Reconfiguring the gallery using temporary walls, Attia’s exhibition unfolds in a maze of small rooms. It opens with an untitled installation that includes a slideshow of album covers of African music that are clearly marketed for a Western audience (one is labelled ‘authentic music’), with the music playing in the background. This theme of cultural export is then picked up in the following room with Dispossession (2013), a series of images of art objects from the Vatican’s ethnographic collection, accompanied by video interviews with intellectuals and others about the status of these objects. Further on there are sculptures mimicking African tribal art; a composition of artificial legs arranged in a circle; a copy of Freud’s Totem and Taboo (1913); a series of collages interposing Greek sculptures, indigenous art and pop culture; and a group of raw canvases cut and sewn together in a gesture that should be reminiscent of Lucio Fontana’s canvases but looks more like a wound stitched by a field doctor.

If this sounds like a lot, that’s because it is. As fitting as the slight claustrophobia of Attia’s labyrinth may be, it also adds to the somewhat muddled nature of the show: it’s hard to build a coherent narrative from all of these disparate pieces, and the exhibition’s title, Show Your Injuries, doesn’t exactly help in tying it all together. The fact that the work is unequal never detracts from the strength of Attia’s interest in the marginalised, and the implications – cultural, socioeconomic – of colonialism. The result goes beyond identity politics and personal injury, and speaks to broader structures of exploitation and to the traumatic circulation of people and culture.

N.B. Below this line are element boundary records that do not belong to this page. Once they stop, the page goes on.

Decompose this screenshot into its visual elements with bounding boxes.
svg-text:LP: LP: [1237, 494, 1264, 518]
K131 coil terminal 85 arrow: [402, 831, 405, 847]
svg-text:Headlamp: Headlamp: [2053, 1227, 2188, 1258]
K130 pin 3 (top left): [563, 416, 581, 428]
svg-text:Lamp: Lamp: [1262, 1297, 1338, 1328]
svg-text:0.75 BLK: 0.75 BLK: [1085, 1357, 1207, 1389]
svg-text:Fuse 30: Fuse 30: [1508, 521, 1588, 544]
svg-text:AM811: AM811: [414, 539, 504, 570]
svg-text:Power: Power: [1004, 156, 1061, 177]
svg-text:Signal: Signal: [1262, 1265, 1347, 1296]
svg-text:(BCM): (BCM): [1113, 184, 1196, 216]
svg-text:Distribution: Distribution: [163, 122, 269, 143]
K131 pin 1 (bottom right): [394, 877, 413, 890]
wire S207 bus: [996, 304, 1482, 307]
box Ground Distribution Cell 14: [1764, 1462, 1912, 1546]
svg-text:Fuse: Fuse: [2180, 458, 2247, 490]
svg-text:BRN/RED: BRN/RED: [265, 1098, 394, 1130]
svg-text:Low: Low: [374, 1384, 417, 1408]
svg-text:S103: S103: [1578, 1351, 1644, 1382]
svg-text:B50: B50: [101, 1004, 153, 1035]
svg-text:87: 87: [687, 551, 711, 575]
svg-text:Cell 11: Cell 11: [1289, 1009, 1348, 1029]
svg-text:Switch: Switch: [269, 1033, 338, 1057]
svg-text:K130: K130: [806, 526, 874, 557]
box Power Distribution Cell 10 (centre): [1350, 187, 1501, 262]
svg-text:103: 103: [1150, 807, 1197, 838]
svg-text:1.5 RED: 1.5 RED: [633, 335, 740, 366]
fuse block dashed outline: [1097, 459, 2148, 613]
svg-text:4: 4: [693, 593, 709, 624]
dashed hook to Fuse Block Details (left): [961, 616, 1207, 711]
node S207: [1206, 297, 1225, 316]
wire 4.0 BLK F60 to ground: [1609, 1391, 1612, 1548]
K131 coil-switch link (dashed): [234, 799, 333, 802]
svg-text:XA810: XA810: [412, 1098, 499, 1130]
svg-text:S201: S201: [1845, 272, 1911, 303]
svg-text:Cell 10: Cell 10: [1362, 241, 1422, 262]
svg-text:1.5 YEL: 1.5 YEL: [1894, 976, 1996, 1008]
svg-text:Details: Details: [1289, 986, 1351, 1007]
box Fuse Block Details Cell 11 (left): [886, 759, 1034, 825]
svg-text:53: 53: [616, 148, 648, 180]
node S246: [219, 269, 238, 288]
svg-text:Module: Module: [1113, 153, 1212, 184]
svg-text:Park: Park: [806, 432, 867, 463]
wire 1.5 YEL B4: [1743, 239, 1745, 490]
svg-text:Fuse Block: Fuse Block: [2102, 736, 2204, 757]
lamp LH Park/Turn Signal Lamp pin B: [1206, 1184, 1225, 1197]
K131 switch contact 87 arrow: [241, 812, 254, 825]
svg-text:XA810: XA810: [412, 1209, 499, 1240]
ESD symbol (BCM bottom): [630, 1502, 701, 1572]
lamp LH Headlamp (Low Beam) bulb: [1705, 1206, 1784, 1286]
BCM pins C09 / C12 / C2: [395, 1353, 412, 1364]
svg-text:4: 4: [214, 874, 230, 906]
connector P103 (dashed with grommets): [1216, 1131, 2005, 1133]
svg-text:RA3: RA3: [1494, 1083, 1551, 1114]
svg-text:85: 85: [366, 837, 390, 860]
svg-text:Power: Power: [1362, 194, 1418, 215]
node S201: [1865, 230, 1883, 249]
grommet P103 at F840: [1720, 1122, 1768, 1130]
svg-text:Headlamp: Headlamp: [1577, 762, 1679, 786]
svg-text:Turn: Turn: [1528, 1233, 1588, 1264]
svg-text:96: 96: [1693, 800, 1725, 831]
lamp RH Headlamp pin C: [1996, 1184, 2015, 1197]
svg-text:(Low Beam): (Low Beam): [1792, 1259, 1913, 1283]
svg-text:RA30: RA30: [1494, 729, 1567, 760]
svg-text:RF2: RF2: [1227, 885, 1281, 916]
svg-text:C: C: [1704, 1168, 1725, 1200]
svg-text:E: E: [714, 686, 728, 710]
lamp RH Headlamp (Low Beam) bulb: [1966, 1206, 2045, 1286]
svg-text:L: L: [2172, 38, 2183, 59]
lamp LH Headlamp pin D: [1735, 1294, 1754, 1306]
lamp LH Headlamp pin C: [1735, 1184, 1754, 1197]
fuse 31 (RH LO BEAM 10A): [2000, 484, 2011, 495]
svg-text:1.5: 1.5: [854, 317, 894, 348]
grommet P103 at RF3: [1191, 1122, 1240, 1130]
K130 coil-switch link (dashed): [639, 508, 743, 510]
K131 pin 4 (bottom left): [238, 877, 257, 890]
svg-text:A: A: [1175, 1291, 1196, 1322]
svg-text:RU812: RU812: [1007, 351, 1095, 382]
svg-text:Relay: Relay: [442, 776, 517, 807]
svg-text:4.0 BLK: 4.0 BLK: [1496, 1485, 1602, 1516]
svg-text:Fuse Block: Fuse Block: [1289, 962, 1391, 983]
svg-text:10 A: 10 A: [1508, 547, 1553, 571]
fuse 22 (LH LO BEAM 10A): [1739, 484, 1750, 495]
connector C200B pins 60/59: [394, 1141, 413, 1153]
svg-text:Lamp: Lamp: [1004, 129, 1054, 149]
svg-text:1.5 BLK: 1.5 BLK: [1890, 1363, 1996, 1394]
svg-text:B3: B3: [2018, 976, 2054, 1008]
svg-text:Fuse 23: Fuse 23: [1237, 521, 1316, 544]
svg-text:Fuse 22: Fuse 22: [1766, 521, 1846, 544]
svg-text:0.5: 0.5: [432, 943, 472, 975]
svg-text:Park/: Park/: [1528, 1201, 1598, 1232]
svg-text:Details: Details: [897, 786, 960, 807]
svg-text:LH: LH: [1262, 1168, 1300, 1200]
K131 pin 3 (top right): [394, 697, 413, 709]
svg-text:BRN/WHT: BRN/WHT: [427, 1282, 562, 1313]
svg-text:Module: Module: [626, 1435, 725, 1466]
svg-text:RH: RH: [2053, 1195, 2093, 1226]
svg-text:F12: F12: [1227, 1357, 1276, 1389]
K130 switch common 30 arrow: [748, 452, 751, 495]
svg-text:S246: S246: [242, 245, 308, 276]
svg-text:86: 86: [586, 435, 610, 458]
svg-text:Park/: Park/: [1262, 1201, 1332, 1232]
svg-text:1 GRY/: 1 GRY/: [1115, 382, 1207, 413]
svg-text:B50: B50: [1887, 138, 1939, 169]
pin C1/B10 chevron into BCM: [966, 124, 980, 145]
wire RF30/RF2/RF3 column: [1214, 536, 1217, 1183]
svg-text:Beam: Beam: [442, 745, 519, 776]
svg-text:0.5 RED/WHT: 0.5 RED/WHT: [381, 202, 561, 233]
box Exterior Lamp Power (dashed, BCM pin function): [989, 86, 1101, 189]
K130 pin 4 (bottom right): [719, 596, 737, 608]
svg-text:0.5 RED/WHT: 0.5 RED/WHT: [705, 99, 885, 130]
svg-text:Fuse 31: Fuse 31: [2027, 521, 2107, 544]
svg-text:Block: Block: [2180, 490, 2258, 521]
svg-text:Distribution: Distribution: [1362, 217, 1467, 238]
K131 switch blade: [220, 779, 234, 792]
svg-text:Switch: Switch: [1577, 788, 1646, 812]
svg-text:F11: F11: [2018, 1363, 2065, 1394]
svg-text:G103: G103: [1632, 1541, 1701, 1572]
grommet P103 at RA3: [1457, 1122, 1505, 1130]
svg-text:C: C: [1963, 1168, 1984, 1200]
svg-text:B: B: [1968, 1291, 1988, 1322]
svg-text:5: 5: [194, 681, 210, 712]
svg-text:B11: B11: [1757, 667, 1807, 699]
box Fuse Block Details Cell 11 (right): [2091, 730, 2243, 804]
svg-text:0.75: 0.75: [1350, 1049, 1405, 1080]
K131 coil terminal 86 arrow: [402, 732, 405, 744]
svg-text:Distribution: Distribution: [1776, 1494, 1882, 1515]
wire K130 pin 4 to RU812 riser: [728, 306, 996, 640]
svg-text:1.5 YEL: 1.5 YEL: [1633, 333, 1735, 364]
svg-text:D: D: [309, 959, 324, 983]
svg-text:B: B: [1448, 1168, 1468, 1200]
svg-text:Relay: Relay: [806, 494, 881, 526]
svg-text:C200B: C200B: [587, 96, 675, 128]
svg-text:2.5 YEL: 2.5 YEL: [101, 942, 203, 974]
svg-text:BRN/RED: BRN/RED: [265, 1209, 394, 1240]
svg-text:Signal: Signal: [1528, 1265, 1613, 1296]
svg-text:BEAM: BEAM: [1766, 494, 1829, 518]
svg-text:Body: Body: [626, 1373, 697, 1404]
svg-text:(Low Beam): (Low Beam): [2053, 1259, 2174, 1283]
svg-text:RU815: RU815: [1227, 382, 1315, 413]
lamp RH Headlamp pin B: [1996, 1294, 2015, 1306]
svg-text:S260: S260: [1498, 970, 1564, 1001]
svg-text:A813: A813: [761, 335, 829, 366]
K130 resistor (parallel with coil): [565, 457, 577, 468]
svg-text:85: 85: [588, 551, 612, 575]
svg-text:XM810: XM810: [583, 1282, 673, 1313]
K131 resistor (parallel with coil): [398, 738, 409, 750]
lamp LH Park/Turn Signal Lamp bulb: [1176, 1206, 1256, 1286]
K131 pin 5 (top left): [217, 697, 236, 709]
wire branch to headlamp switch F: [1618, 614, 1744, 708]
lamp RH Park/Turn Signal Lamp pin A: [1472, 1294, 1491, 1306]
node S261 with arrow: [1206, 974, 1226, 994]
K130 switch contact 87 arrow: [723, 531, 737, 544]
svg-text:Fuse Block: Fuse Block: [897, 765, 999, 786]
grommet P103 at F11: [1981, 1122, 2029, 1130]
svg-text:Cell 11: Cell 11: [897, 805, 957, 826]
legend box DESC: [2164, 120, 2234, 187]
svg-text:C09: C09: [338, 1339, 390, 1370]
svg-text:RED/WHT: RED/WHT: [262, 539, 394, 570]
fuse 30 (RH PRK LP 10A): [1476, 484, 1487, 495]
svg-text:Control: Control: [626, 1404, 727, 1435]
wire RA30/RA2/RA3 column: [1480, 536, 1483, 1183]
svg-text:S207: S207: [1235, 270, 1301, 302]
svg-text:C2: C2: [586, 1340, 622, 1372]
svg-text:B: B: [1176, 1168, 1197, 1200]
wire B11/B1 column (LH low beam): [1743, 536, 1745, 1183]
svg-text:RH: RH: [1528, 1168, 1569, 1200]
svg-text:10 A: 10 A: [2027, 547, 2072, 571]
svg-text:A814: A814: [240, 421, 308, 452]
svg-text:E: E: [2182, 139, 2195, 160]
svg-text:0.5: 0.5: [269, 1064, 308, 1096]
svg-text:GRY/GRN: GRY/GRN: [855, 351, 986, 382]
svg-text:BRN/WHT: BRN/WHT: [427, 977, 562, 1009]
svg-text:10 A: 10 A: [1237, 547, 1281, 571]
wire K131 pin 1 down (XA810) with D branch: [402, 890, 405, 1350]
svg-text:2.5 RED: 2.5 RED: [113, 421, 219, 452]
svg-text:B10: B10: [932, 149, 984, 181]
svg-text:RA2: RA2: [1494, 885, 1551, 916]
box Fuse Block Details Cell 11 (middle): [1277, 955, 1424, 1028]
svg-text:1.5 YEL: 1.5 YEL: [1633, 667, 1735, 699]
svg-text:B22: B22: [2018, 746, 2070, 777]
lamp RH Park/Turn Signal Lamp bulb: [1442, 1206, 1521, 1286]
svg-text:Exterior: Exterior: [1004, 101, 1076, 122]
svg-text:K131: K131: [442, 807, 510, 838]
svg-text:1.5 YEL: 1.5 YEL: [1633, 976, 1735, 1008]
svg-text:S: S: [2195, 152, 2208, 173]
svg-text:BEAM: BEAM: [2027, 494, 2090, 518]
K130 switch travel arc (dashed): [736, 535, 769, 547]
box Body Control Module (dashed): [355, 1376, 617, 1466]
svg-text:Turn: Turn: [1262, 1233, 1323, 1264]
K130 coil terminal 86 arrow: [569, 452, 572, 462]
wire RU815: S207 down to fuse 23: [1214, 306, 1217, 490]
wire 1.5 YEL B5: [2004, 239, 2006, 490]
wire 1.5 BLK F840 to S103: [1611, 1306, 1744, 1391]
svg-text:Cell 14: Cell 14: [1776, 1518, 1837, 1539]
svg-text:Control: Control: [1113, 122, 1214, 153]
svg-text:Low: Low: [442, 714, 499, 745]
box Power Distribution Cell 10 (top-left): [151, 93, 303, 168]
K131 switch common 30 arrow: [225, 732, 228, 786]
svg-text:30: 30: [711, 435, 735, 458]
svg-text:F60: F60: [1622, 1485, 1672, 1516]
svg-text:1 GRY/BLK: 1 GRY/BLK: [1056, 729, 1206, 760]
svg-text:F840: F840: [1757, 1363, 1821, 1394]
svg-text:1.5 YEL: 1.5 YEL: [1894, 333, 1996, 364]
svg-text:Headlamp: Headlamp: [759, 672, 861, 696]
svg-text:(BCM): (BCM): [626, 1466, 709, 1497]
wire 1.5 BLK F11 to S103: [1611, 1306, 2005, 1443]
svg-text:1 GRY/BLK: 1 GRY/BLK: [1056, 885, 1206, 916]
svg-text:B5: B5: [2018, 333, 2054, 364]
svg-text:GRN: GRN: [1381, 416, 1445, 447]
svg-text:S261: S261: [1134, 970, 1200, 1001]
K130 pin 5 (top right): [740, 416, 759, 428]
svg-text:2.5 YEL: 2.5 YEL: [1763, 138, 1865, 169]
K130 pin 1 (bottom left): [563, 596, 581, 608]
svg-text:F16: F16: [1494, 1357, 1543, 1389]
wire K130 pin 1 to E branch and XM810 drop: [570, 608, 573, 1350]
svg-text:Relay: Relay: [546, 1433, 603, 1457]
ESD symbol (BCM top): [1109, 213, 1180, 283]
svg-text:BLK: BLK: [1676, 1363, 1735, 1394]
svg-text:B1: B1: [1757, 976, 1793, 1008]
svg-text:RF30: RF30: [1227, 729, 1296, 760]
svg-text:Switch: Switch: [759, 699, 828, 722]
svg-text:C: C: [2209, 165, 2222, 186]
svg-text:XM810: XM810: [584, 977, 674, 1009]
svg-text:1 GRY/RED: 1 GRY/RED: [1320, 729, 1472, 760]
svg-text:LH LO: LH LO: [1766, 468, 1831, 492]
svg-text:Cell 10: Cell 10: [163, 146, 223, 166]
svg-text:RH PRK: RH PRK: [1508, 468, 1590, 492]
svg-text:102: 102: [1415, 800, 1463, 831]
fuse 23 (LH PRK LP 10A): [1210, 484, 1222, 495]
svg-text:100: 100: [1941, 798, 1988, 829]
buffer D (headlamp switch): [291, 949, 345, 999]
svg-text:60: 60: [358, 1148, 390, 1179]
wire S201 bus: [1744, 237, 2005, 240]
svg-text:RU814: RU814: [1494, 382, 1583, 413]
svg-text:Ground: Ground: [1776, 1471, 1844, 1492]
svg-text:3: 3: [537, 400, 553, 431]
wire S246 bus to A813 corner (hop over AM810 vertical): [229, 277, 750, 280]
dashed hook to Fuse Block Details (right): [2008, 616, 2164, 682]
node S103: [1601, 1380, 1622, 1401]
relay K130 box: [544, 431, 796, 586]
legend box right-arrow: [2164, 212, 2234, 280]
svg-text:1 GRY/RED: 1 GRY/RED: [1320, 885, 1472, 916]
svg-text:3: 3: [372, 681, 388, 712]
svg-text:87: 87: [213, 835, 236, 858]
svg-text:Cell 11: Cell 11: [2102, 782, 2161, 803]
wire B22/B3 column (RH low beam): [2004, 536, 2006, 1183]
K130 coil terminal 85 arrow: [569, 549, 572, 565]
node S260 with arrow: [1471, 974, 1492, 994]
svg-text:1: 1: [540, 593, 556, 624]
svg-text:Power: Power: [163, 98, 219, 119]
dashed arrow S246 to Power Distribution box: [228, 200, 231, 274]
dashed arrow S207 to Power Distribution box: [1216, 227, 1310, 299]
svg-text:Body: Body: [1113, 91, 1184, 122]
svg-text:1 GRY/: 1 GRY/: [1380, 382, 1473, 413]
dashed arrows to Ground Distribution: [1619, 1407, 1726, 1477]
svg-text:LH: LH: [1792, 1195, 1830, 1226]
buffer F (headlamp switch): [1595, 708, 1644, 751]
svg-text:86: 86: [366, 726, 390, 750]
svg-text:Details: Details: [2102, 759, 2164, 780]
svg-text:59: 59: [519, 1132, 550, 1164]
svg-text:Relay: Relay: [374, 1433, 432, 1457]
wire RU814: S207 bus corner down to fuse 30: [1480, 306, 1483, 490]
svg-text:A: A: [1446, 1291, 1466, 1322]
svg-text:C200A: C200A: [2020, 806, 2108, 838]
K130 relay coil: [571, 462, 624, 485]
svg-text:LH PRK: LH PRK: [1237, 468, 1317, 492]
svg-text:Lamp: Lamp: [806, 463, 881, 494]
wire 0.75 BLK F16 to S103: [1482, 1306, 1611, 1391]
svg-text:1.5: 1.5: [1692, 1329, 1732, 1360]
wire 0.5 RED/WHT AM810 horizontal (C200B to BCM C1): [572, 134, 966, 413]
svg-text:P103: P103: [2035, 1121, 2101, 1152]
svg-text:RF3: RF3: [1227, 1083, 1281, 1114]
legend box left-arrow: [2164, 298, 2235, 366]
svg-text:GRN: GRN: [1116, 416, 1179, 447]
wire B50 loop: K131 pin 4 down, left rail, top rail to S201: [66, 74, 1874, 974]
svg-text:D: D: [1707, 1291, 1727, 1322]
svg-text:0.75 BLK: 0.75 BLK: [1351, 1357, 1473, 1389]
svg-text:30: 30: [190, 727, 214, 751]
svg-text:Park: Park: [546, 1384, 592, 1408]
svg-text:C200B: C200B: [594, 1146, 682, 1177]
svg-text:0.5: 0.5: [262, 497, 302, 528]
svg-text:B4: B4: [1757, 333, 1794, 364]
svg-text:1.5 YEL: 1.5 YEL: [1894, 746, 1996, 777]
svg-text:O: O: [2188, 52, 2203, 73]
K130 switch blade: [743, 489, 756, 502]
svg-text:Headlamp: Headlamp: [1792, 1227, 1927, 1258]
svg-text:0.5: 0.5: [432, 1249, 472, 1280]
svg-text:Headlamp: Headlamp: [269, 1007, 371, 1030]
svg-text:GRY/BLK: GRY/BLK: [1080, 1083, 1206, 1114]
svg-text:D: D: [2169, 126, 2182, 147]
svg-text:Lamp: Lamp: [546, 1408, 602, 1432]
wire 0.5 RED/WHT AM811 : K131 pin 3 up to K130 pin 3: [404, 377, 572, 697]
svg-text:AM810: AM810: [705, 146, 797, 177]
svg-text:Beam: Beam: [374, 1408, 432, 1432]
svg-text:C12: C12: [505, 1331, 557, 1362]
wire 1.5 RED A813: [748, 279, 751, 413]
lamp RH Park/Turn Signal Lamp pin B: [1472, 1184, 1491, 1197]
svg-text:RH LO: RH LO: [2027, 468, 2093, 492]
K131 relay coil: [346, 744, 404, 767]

At the gallery’s second New York location, on the Lower East Side, one finds Asesinos! Asesinos! (2014), an installation of over 100 doors, each cut in the middle and then positioned in an A-shape, with megaphones attached on top. Large and inaccessible, the installation looks like a mass of people in a demonstration, silent despite the amplifying devices. In scale and approach, it’s reminiscent of Attia’s impressive Kasbah (2009), where the gallery’s floors are overtaken by the kind of corrugated sheeting used for roofing buildings in poor urban centres – a direct reference to Algerian citadels in this case – complete with discarded tyres and makeshift antennas. Visitors are invited to walk on the sheeting, their inevitable instability bringing to mind the tenuous state of citizens in conflict zones. In Asesinos!…, the silence should function the way the rickety steps do in Kasbah, but instead it leaves one hoping for the sound, the demands, the shouts of a rally. The difference between the works is not in participation: it’s in the strength of the statement. When he is forceful – as in the Chelsea exhibition – Attia is incredibly convincing.